Information system

iFACTS Information system - Web based Information system maintenance and control

Most organizations are heavily dependent on IS/IT to support the business processes. Consequently, small disruptions in IS/IT can seriously affect the business.

Information systems are registered and documented. Web technology facilitates the work which can be delegated to the system responsible. All systems and performance scores are available for management, audit and to other business activities that are dependent on the system.

In the area IS/IT, there are numerous requirements for example from legislation or standards, policies and rules. ISO/IEC 27001 information security or COBIT are two important standards in this area which are supported by the iFACTS concept and software.

iFACTS Information system is an efficient web tool for maintenance and control. Each information system is given a performance score. The list below shows all the available information system variables. These can be turned on or off depending on purpose and ambition.

Data and output

• Inventory and classification of the information system. Information gathering such as responsibilities, roles, classification, applicable law.
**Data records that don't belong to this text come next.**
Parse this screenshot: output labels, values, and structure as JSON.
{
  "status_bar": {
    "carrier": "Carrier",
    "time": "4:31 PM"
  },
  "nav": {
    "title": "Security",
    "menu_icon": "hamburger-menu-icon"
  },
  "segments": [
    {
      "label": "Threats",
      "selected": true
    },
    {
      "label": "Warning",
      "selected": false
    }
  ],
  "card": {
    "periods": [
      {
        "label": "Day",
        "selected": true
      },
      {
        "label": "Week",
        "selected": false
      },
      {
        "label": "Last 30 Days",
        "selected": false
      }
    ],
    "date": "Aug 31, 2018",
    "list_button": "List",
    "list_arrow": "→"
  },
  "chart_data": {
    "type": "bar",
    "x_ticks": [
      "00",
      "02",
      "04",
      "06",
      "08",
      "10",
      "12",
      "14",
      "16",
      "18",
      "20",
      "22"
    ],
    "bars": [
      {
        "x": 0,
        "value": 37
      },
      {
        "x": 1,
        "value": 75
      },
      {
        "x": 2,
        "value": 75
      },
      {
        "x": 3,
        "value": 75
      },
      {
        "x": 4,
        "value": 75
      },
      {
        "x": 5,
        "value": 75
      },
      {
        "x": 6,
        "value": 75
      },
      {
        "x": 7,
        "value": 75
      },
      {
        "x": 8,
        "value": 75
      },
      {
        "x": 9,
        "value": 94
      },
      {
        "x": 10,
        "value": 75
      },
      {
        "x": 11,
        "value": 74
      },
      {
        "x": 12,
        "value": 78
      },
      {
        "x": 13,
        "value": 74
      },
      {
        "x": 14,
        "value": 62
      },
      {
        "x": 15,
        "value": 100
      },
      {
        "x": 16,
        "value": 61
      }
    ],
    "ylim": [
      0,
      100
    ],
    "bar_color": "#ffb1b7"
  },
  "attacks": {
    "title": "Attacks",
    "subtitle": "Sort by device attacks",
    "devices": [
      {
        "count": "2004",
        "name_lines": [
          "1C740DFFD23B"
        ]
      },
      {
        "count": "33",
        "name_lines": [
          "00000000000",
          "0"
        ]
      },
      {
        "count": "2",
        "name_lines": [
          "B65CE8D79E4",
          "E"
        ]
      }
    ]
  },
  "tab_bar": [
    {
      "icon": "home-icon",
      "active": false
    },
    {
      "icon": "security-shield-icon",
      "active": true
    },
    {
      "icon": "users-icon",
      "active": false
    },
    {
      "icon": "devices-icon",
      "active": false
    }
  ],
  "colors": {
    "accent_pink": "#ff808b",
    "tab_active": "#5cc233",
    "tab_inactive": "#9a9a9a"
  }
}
Finalizing all steps in the inventory process gives a score of 100%.
• GAP analysis web questionnaire based on for example COBIT or ISO/IEC 27001 with a result in the range 0-100%.
• Risk assessment scenario based risk assessment. Result in a Consequence-Probability matrix with risk acceptance level. Score depending on if there are preventive actions planned for all scenarios over risk acceptance.
• Requirement fulfillment; a requirement list is generated from the settings in classification, law and risk assessment. These requirements need to be fulfilled in order to be "green". "Yellow" means active and "red" means passed due date.
• Objectives in the measurement portal different measure sessions are created and then continuously measured. For example: monthly downtime >2h or finalized support issues <99%. Fulfillment of objectives displays in the range 0-100%.
• Plans fulfillment; a plan requirement list is generated from the settings in classification, law and risk assessment. The plan needs to be done in time to be "green". "Yellow" means active and "red" means passed due date.
• Dependency mapping in the dependency component the information system is mapped for dependencies with other organizational assets and activities. A red dependency means that the requirements do not match and will result in a lower performance score.
• Events; from the maintenance work in the steps above deviations and nonconformities will emerge. These are integrated into the Event module and monitored for follow up and action such as management approval. The Event score is calculated from number of green, yellow and red events.

Implementation and roll out can be done instantly with high efficiency using web technology.

iFACTS Information system functionality

Dynamic setup of organizational structure and roles in the main administration, creation of company tree and roles. Connection to active directory.

Dynamic setup of inventory content all the steps in the inventory wizard are created by the administrator.

Requirement trigger Classification, applicable law and risk assessment can trigger requirements from the requirement list.

Plan trigger Classification, applicable law and risk assessment can trigger plans from the PPP plan list..

Calculation supports entering a calculation for each asset for example EML calculation or BIA.

Dependency component to establish dependency connection between organizational assets and activities. Presented in graph with critical line and dependency information.

Integration with Risk management, GAP, Event, Audit, Riskportfolio, INSMAN and the ONTRACK dashboard.

Event monitoring with connection to management approval and other roles and responsibilities.

Audit connected to the Audit module for automated audits and inspection programs.

Report generator a wide variety of reports/settings can be created and saved as templates.  All of these reports can be exported to Excel, Word, PDF, Text.

Search can be conducted according to selection on all registered data, for example, organization, type, status, category, role etc.